Food Safety Implication: Foodborne illness outbreaks are caused by foods that are contaminated internally or that become contaminated during harvesting, processing, or preparation. When there is an outbreak of foodborne illness, public health scientists use epidemiological, microbiological, and trace-back technologies to control the outbreak and remove the food from the distribution channels.

For example, PulseNet is a national network of public health laboratories that performs DNA "fingerprinting" on bacteria. This network helps to characterize foodborne bacteria and establishes links between related cases over a wide geographical area. This allows for the identification and removal of foods that cause multiple cases of illness from the marketplace. (Also see PulseNet.)


> Oxygen Tension
The measure of the amount of oxygen that is available for an organism to use in growth.

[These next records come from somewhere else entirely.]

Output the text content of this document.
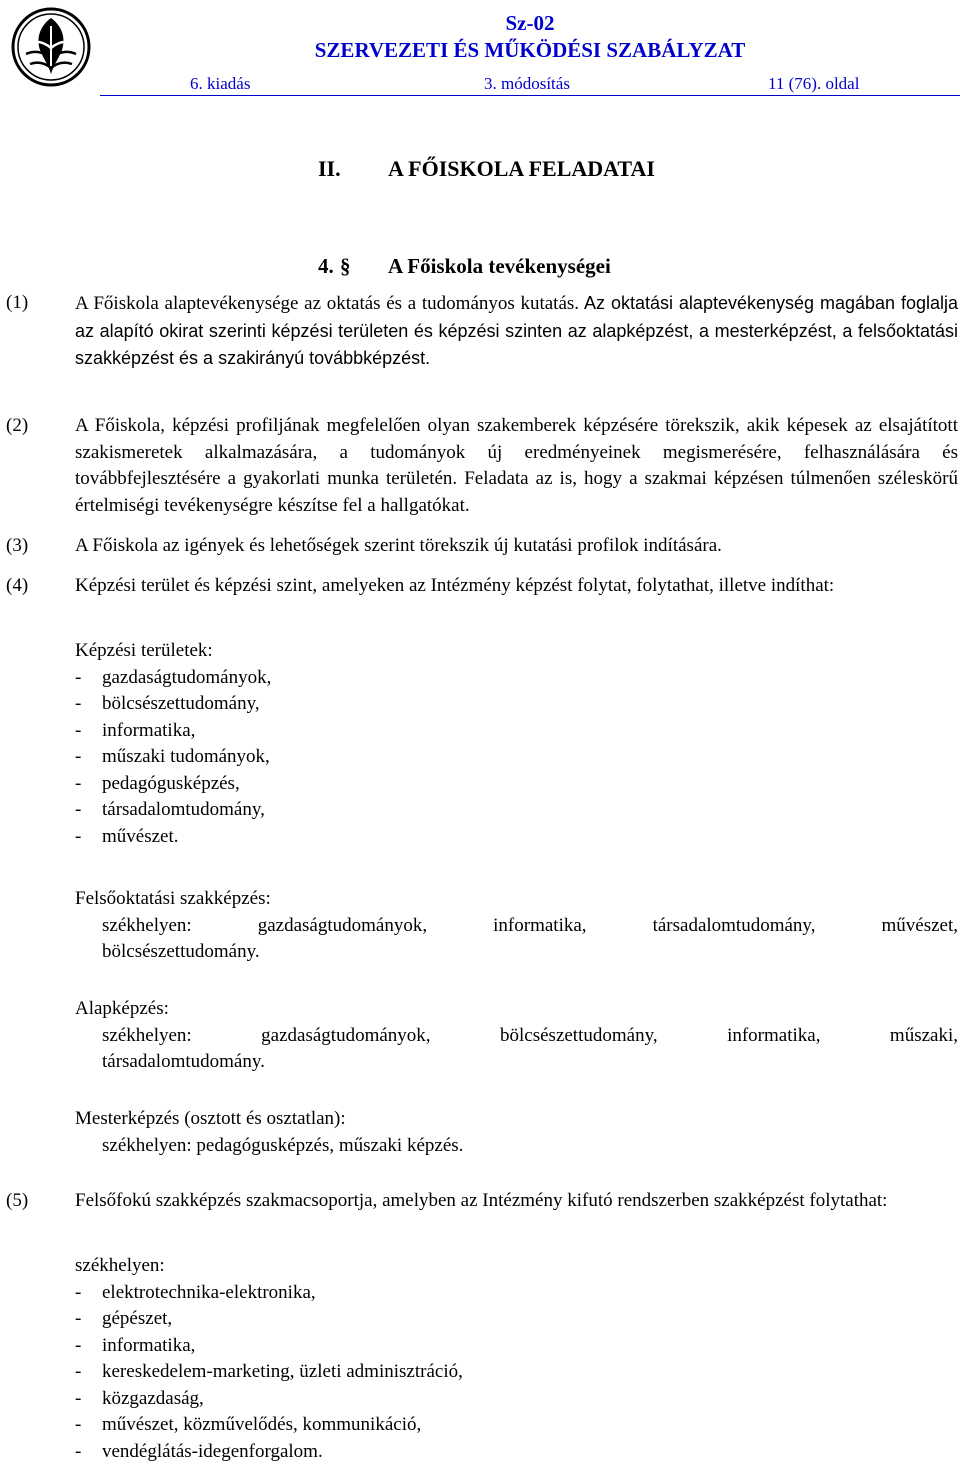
Sz-02
SZERVEZETI ÉS MŰKÖDÉSI SZABÁLYZAT
6. kiadás	3. módosítás	11 (76). oldal
II. A FŐISKOLA FELADATAI
4. § A Főiskola tevékenységei
(1) A Főiskola alaptevékenysége az oktatás és a tudományos kutatás. Az oktatási alaptevékenység magában foglalja az alapító okirat szerinti képzési területen és képzési szinten az alapképzést, a mesterképzést, a felsőoktatási szakképzést és a szakirányú továbbképzést.
(2) A Főiskola, képzési profiljának megfelelően olyan szakemberek képzésére törekszik, akik képesek az elsajátított szakismeretek alkalmazására, a tudományok új eredményeinek megismerésére, felhasználására és továbbfejlesztésére a gyakorlati munka területén. Feladata az is, hogy a szakmai képzésen túlmenően széleskörű értelmiségi tevékenységre készítse fel a hallgatókat.
(3) A Főiskola az igények és lehetőségek szerint törekszik új kutatási profilok indítására.
(4) Képzési terület és képzési szint, amelyeken az Intézmény képzést folytat, folytathat, illetve indíthat:
Képzési területek:
- gazdaságtudományok,
- bölcsészettudomány,
- informatika,
- műszaki tudományok,
- pedagógusképzés,
- társadalomtudomány,
- művészet.
Felsőoktatási szakképzés:
székhelyen: gazdaságtudományok, informatika, társadalomtudomány, művészet,
bölcsészettudomány.
Alapképzés:
székhelyen: gazdaságtudományok, bölcsészettudomány, informatika, műszaki,
társadalomtudomány.
Mesterképzés (osztott és osztatlan):
székhelyen: pedagógusképzés, műszaki képzés.
(5) Felsőfokú szakképzés szakmacsoportja, amelyben az Intézmény kifutó rendszerben szakképzést folytathat:
székhelyen:
- elektrotechnika-elektronika,
- gépészet,
- informatika,
- kereskedelem-marketing, üzleti adminisztráció,
- közgazdaság,
- művészet, közművelődés, kommunikáció,
- vendéglátás-idegenforgalom.
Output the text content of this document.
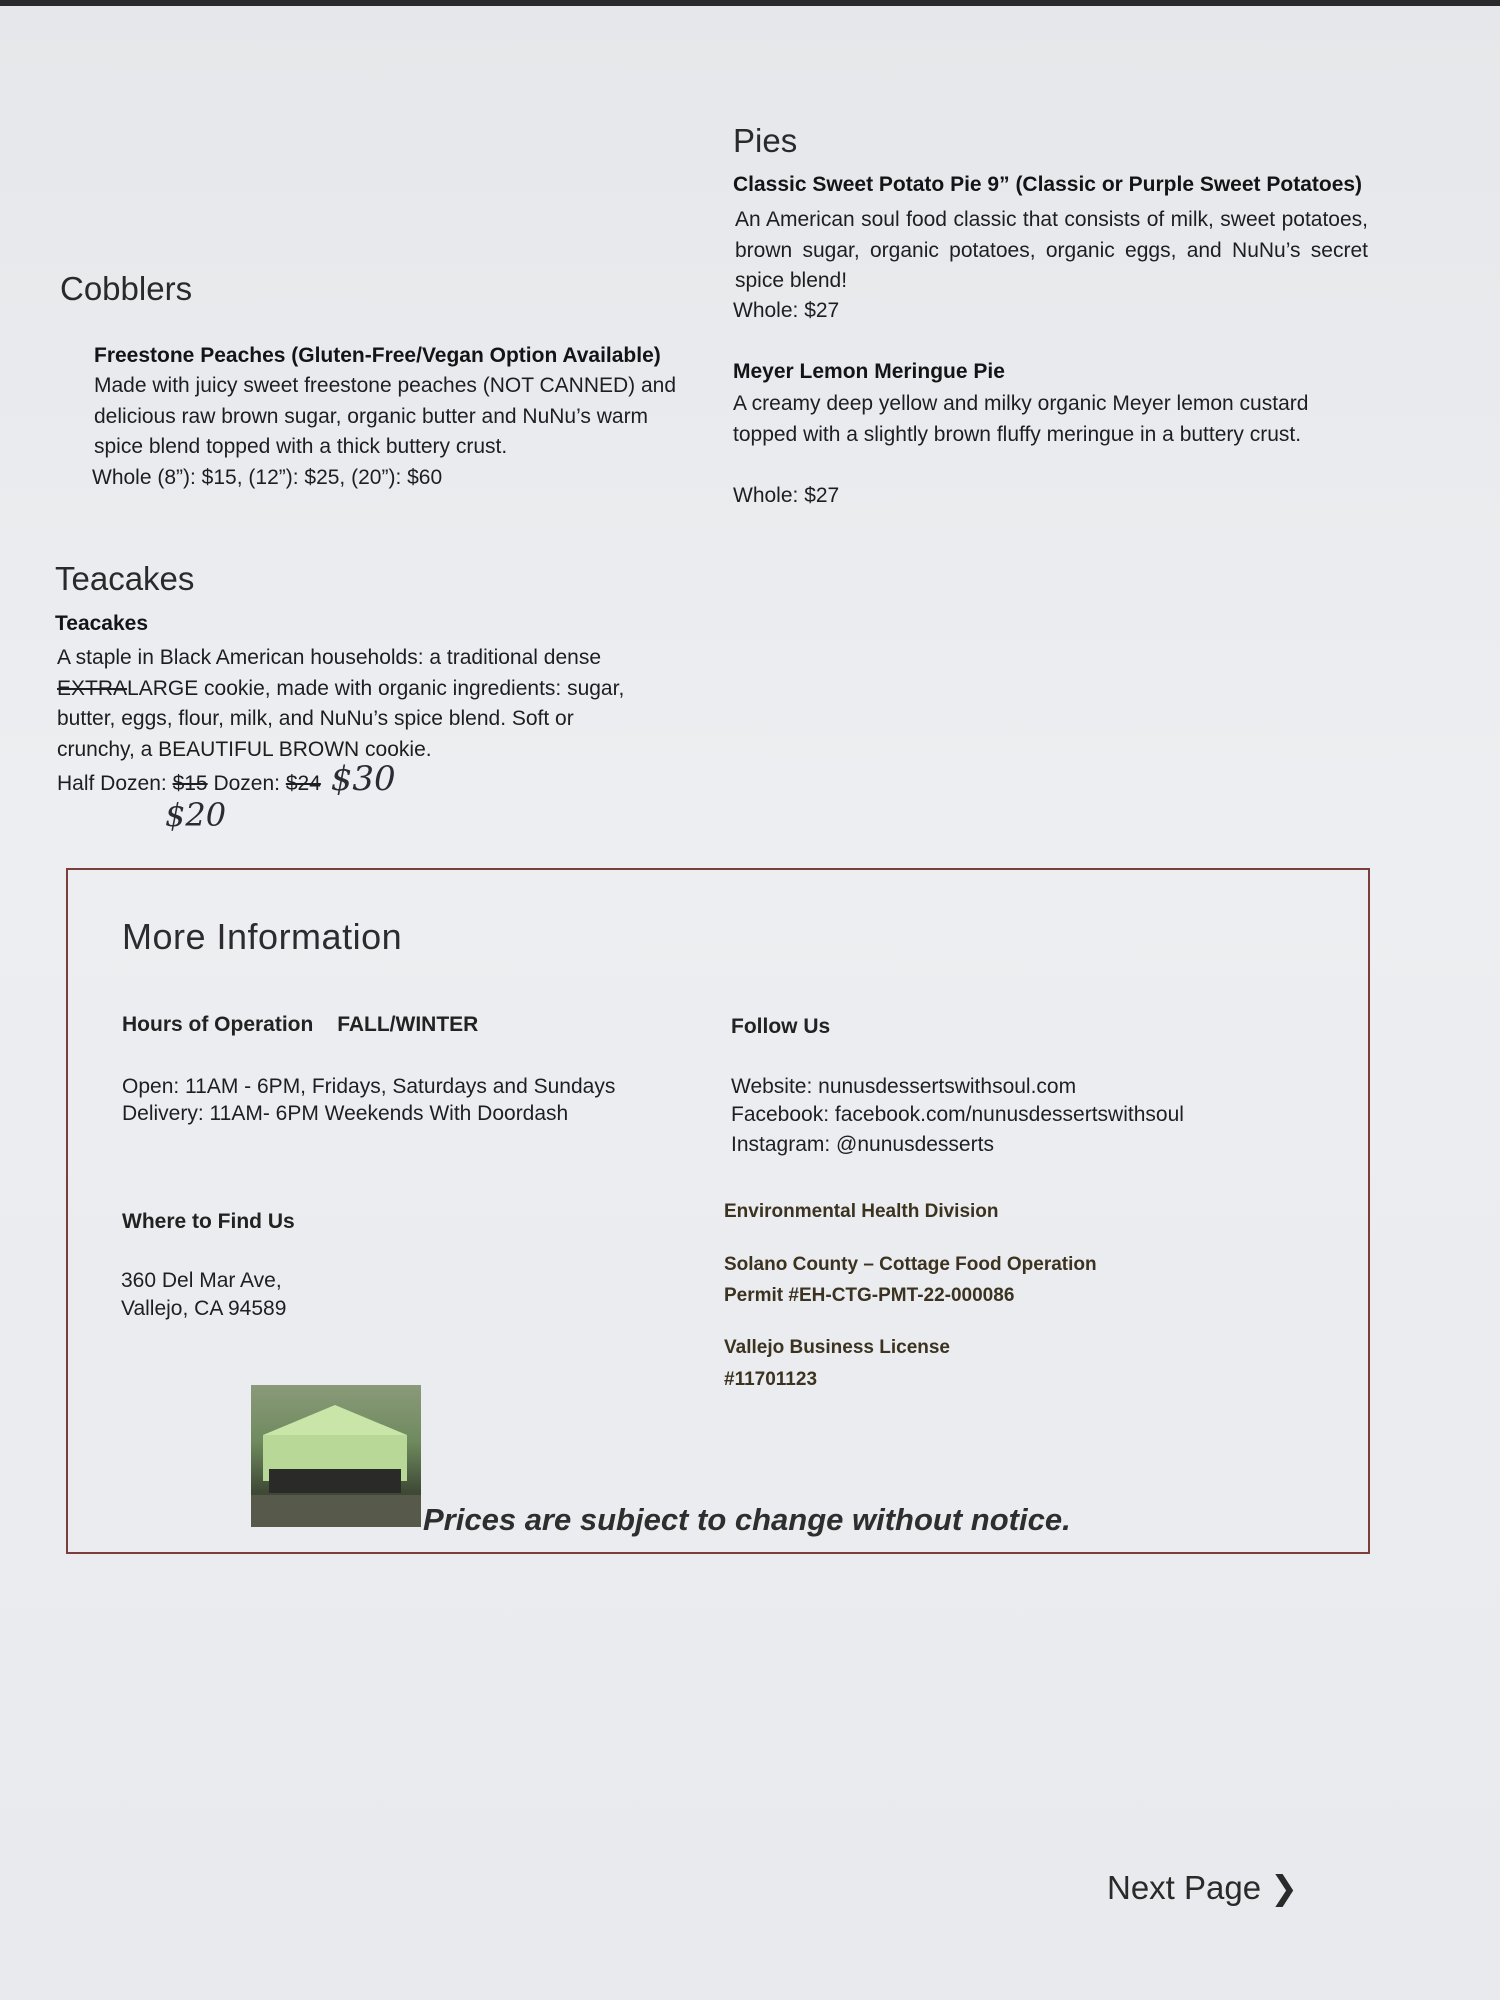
Pies
Classic Sweet Potato Pie 9” (Classic or Purple Sweet Potatoes)
An American soul food classic that consists of milk, sweet potatoes, brown sugar, organic potatoes, organic eggs, and NuNu’s secret spice blend!
Whole: $27
Meyer Lemon Meringue Pie
A creamy deep yellow and milky organic Meyer lemon custard topped with a slightly brown fluffy meringue in a buttery crust.
Whole: $27
Cobblers
Freestone Peaches (Gluten-Free/Vegan Option Available)
Made with juicy sweet freestone peaches (NOT CANNED) and delicious raw brown sugar, organic butter and NuNu’s warm spice blend topped with a thick buttery crust.
Whole (8”): $15, (12”): $25, (20”): $60
Teacakes
Teacakes
A staple in Black American households: a traditional dense
EXTRALARGE cookie, made with organic ingredients: sugar,
butter, eggs, flour, milk, and NuNu’s spice blend. Soft or
crunchy, a BEAUTIFUL BROWN cookie.
Half Dozen: $15 Dozen: $24 $30
$20
More Information
Hours of Operation FALL/WINTER
Open: 11AM - 6PM, Fridays, Saturdays and Sundays
Delivery: 11AM- 6PM Weekends With Doordash
Follow Us
Website: nunusdessertswithsoul.com
Facebook: facebook.com/nunusdessertswithsoul
Instagram: @nunusdesserts
Where to Find Us
360 Del Mar Ave,
Vallejo, CA 94589
Environmental Health Division
Solano County – Cottage Food Operation
Permit #EH-CTG-PMT-22-000086
Vallejo Business License
#11701123
Prices are subject to change without notice.
Next Page ❯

Food Safety Implication: Aerobic organisms are those organisms that can grow in the presence of O2. Some, in fact, will not grow without it. Anaerobic organisms are those organisms that grow in the absence of O2. In fact, some are killed by the presence of O2.

Foods are usually contaminated or contain mixed populations of microorganisms. As each population grows, a few species will predominate. As these microbial populations use up their food, they begin to die off, and a second microbial species will succeed the first. This process is called ecological succession. Many times, a population of aerobic organisms will use up all the available oxygen that the succeeding population will need, and thus will select a more anaerobic succeeding species.